Een fototentoonstelling over de wederopbouwwijk, het vastleggen van de verhalen over een verdwenen industrietak, een boek over beroemde plaatsgenoten – in heel Nederland houden historische verenigingen zich bezig met de plaatselijke historie. Hun initiatieven komen hier aan bod. Deze maand de reconstructie van de kloosterkerk in Aduard.

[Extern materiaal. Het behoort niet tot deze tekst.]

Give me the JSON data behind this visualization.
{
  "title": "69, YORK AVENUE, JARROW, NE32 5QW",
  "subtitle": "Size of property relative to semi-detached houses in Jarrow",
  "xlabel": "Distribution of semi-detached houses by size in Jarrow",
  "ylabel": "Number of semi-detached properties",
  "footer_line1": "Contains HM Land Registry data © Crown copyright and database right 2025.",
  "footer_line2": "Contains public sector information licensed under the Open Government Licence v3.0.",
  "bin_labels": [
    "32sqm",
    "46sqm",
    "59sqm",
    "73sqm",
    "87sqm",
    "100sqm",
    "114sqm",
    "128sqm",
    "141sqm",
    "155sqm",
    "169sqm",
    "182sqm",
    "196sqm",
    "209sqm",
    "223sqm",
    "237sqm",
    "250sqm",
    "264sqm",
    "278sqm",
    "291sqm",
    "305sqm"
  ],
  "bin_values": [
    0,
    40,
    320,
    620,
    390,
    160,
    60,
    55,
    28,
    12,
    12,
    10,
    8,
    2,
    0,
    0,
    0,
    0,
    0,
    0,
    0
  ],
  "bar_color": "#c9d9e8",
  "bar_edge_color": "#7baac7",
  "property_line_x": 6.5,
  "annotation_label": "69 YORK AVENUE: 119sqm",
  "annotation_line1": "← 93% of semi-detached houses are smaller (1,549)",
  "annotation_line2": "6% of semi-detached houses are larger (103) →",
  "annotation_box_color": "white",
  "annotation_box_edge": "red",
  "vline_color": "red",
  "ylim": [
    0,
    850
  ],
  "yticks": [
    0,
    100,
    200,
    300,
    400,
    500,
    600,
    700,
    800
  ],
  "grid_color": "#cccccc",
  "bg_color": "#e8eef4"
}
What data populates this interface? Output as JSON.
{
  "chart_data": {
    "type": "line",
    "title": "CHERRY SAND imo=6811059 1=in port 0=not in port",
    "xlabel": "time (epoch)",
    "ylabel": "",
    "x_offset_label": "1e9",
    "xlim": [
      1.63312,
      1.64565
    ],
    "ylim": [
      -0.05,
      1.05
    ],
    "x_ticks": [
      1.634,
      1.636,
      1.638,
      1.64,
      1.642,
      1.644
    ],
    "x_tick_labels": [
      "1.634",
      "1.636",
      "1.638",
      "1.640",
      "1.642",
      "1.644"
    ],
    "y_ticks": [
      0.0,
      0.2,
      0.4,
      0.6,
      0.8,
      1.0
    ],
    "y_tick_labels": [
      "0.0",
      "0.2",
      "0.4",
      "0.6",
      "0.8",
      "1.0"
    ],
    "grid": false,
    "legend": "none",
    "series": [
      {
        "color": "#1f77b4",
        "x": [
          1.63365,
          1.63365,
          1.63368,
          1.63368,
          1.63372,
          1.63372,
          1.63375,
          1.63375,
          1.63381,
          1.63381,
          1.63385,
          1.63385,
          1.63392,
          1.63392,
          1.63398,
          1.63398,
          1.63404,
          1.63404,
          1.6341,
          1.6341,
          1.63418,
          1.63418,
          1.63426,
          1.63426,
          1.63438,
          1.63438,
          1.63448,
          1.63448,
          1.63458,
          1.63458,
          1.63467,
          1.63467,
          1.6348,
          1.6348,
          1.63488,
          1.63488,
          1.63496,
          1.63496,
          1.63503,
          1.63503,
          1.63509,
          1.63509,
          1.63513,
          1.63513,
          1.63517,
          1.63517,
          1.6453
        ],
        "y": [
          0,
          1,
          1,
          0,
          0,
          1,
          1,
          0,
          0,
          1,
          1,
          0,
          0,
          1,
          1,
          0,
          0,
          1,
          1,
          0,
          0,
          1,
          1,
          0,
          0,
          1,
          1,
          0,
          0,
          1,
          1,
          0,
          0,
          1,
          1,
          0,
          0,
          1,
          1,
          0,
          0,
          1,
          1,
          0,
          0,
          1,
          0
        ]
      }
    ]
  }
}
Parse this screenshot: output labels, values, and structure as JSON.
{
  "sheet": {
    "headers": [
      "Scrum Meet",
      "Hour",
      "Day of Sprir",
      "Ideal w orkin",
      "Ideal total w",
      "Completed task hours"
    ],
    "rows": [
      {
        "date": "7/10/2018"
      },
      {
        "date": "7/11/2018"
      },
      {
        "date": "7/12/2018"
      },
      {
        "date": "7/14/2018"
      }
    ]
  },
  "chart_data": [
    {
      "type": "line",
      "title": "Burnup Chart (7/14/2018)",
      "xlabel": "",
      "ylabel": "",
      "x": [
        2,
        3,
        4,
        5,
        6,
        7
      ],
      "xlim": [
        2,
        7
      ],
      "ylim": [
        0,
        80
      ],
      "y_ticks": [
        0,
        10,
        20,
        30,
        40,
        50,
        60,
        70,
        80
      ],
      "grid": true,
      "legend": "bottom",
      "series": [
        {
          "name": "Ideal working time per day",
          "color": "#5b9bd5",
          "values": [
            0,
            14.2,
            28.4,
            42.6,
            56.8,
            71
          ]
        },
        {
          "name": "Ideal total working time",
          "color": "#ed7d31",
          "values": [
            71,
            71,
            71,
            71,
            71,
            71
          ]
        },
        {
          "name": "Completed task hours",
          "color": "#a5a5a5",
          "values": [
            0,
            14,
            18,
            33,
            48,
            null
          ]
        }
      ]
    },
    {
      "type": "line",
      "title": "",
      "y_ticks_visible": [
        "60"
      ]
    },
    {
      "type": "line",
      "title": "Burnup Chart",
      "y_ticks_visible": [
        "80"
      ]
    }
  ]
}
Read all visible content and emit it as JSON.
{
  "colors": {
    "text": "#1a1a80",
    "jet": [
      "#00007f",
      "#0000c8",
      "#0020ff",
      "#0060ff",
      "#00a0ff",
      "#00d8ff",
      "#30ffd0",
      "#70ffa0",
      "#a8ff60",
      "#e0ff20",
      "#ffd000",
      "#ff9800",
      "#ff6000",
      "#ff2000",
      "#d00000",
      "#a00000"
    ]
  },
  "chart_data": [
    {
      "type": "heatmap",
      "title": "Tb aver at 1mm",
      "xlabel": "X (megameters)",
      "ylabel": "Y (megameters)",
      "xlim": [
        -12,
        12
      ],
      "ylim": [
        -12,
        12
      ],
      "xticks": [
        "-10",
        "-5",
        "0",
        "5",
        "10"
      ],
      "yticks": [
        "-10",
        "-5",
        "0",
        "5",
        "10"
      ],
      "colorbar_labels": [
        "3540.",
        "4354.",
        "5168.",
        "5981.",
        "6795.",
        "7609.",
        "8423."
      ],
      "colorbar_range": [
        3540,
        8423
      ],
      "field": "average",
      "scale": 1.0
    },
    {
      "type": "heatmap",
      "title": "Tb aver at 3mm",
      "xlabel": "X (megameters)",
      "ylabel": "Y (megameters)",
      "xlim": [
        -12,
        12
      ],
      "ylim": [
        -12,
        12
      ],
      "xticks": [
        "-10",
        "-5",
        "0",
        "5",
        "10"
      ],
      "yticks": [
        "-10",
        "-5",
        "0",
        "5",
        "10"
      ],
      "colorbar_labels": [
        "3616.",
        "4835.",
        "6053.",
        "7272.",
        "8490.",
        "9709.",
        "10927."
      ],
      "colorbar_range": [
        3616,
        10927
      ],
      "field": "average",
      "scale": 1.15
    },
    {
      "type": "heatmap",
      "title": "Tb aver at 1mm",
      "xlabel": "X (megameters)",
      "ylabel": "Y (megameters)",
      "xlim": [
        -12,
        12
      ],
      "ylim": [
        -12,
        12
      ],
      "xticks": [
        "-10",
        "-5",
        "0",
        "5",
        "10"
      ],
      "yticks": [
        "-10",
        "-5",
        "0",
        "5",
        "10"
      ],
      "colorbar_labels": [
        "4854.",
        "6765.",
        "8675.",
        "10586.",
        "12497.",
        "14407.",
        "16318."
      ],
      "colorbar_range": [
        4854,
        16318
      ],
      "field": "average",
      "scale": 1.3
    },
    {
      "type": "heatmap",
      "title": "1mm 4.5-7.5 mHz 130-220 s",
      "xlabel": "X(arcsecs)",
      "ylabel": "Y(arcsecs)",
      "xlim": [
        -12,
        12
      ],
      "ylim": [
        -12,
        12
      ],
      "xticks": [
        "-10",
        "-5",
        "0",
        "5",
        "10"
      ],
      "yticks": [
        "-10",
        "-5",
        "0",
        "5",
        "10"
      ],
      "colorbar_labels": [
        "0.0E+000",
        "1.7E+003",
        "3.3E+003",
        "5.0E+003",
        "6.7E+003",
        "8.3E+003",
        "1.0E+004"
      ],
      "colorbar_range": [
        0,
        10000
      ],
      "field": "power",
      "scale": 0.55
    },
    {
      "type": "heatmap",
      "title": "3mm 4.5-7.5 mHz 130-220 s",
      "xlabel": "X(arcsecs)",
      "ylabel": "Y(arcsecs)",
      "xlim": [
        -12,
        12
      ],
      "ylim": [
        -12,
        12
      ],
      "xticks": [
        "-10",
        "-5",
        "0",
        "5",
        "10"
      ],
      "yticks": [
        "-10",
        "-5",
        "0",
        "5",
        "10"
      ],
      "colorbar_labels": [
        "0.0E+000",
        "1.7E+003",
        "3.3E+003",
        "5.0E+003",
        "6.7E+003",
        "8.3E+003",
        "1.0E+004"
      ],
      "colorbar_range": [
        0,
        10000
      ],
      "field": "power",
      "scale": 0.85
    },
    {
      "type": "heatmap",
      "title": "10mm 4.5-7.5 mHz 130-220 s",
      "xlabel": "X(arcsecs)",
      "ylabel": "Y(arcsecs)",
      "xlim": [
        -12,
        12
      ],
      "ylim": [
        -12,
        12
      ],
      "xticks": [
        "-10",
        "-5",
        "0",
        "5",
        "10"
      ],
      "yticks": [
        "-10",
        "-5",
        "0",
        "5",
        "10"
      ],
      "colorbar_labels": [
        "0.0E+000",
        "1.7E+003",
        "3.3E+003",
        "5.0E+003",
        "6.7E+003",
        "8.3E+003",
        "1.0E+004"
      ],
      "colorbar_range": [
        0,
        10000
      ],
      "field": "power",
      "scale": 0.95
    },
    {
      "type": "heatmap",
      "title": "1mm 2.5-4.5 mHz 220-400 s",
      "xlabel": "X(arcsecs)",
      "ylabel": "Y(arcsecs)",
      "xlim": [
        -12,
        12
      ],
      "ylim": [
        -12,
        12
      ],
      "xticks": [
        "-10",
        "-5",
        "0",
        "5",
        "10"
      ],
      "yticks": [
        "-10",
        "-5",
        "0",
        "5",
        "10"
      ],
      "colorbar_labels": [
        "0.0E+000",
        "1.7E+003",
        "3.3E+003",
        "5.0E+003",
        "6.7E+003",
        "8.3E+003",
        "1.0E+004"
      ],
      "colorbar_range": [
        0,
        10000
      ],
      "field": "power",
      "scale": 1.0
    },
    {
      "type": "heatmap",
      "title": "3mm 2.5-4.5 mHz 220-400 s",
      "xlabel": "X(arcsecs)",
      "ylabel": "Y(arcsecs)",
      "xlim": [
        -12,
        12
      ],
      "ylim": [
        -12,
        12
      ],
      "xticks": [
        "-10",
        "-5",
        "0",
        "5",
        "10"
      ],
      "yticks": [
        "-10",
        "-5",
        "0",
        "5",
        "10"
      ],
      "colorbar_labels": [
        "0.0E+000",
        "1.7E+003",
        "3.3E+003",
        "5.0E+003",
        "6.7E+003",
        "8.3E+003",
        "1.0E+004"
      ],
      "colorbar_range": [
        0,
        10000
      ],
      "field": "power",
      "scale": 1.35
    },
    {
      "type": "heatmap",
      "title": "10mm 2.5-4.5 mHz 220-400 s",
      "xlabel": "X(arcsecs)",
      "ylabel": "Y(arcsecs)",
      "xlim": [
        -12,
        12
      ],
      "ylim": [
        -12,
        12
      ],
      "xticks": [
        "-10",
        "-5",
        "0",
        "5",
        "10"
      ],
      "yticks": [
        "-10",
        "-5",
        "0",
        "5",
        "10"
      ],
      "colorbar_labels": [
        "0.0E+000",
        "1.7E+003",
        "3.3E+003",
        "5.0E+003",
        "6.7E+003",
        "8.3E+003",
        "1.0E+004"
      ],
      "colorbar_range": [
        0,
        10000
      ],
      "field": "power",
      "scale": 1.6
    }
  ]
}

‘Verscheidene lichten’ zagen twaalf cisterciënzer monniken ’s nachts verschijnen boven de oude wierde van Adwerth, gelegen in de woestenij van het twaalfde-eeuwse Groningen. Het was een ruig, grotendeels onontgonnen gebied waar de zee vrij spel had, en dus naar de regels van de heilige Benedictus een uitermate geschikte locatie voor de vestiging van een nieuw klooster. De lichten werden door de broeders dan ook geïnterpreteerd als een goddelijke aanmoediging om de handen uit de pijen te steken en een nieuwe kolonie te stichten.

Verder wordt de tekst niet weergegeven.